The agar culture of B.anthracis (vaccine strain STI-1) with a microorganism content of 1.3 · 10 ⁶ CFU · dm ^{-3 was} treated for 40 minutes with 80 mg of pure sodium salt of dichloroisocyanuric acid and a composition in the form of tablets containing a talc binder and a dispersant sodium carbonate containing 76 mg (19 parts by weight) of the disinfectant - NaDCA, 40 mg (10 parts by weight) of potassium chloride and 4 mg (1 part by weight) of trichloroisocyanuric acid.
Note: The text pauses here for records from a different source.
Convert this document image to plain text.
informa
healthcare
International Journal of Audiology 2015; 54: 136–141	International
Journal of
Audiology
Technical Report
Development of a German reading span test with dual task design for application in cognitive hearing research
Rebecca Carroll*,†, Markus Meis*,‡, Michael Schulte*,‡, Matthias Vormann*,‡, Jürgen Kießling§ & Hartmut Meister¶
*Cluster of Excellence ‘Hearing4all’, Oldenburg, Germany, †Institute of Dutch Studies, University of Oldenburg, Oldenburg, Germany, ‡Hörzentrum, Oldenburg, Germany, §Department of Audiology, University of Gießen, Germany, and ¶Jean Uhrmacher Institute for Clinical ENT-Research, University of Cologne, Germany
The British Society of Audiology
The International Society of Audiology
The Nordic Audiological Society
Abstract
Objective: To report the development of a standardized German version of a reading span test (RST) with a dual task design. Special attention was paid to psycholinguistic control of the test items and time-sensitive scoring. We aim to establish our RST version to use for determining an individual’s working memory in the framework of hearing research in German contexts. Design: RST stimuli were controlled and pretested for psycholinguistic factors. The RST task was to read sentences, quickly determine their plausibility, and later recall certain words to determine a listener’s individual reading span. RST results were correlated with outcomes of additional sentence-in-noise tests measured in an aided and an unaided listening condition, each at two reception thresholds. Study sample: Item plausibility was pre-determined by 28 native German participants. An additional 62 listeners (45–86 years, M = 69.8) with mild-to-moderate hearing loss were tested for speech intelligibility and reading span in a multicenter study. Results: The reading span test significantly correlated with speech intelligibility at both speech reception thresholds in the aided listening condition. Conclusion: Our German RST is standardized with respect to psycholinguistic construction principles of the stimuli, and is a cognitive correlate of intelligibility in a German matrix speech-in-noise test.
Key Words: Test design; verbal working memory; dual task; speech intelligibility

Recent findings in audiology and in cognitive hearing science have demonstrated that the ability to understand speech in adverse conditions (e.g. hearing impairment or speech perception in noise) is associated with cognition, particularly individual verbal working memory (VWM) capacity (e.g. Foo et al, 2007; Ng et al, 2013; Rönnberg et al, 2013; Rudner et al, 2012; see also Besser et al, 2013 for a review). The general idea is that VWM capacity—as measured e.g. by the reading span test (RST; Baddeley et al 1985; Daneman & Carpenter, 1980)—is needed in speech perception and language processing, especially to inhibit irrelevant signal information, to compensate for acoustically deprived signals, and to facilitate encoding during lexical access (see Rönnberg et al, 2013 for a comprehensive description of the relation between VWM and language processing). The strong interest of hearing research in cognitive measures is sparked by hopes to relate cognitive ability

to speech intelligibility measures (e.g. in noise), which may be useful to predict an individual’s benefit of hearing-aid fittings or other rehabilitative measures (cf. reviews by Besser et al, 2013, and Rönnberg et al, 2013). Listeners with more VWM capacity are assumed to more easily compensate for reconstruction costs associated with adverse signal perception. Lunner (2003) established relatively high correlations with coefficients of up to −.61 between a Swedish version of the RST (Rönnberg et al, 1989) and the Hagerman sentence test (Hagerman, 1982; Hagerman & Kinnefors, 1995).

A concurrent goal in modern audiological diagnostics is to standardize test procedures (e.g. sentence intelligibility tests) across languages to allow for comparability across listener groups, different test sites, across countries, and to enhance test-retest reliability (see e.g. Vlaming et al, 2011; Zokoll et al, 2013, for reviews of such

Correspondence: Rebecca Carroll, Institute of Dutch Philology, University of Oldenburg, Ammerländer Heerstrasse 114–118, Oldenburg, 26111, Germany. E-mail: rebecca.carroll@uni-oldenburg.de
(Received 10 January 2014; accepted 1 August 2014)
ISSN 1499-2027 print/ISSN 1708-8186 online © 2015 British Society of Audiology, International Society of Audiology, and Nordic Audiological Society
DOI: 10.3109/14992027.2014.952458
In the case of pure sodium isocyanurate, only a decrease in the concentration of microorganisms to 1.7 · 10 CFU · dm ^{-3 was} noted, and treatment with the composition completely destroyed the spores.

The above examples show the high efficiency of the proposed composition for disinfecting water due to the combined synergistic action of its constituent components, shortening the processing time and reducing the applied doses for similar forms of microorganisms compared to pure sodium salt of dichloroisocyanuric acid and other compositions based on it.

Claims (12)

1. A solid composition for disinfecting water for treating predetermined volumes of water and comprising a chlorine-containing disinfectant and an alkali metal chloride - sodium or potassium, characterized in that it contains a sodium or potassium salt of dichloroisocyanuric acid and an additional alkali metal salt of acetic or phosphoric as a chlorine-containing disinfectant acid or trichloroisocyanuric acid in the following components, parts by weight: Sodium or potassium salt dichloroisocyanuric acid 2-25 Alkali metal chloride 10-75 Acetic alkali metal salt or phosphoric acid or trichloroisocyanuric acid 1-30 2. The composition for disinfecting water according to claim 1, characterized in that it is used in the form of a single unit dose packaging. 3. The composition for disinfecting water according to claim 1, characterized in that the composition is a powder, granules, capsules, tablets. 4. The composition for disinfecting water according to claim 3, characterized in that the composition in the form of granules and tablets additionally contains binders. 5. The composition for disinfecting water according to claim 4, characterized in that magnesium binders, calcium stearate, talc, starch, carboxymethyl cellulose, methyl cellulose, and also mixtures thereof can be used as binders. 6. The composition for disinfecting water according to claim 4, characterized in that it further comprises dispersants to accelerate the destruction of granules and tablets. 7. The composition for disinfecting water according to claim 6, characterized in that the dispersants used are carbonates of alkali and alkaline earth metals, as well as mixtures thereof. 8. The composition for disinfecting water according to claim 1, characterized in that it further comprises a dye. 9. The composition for disinfecting water according to claim 1, characterized in that it further comprises a perfume. 10. The composition for disinfecting water according to claim 1, characterized in that it further comprises activated carbon to neutralize excess active chlorine. 11. The composition for disinfecting water according to claim 10, characterized in that the activated carbon is used in the form of powder, granules, tablets, carbon fiber tissue, as well as mixtures thereof. 12. The composition for disinfecting water according to claim 10, characterized in that the composition is made in the form of a bicomponent dosage package.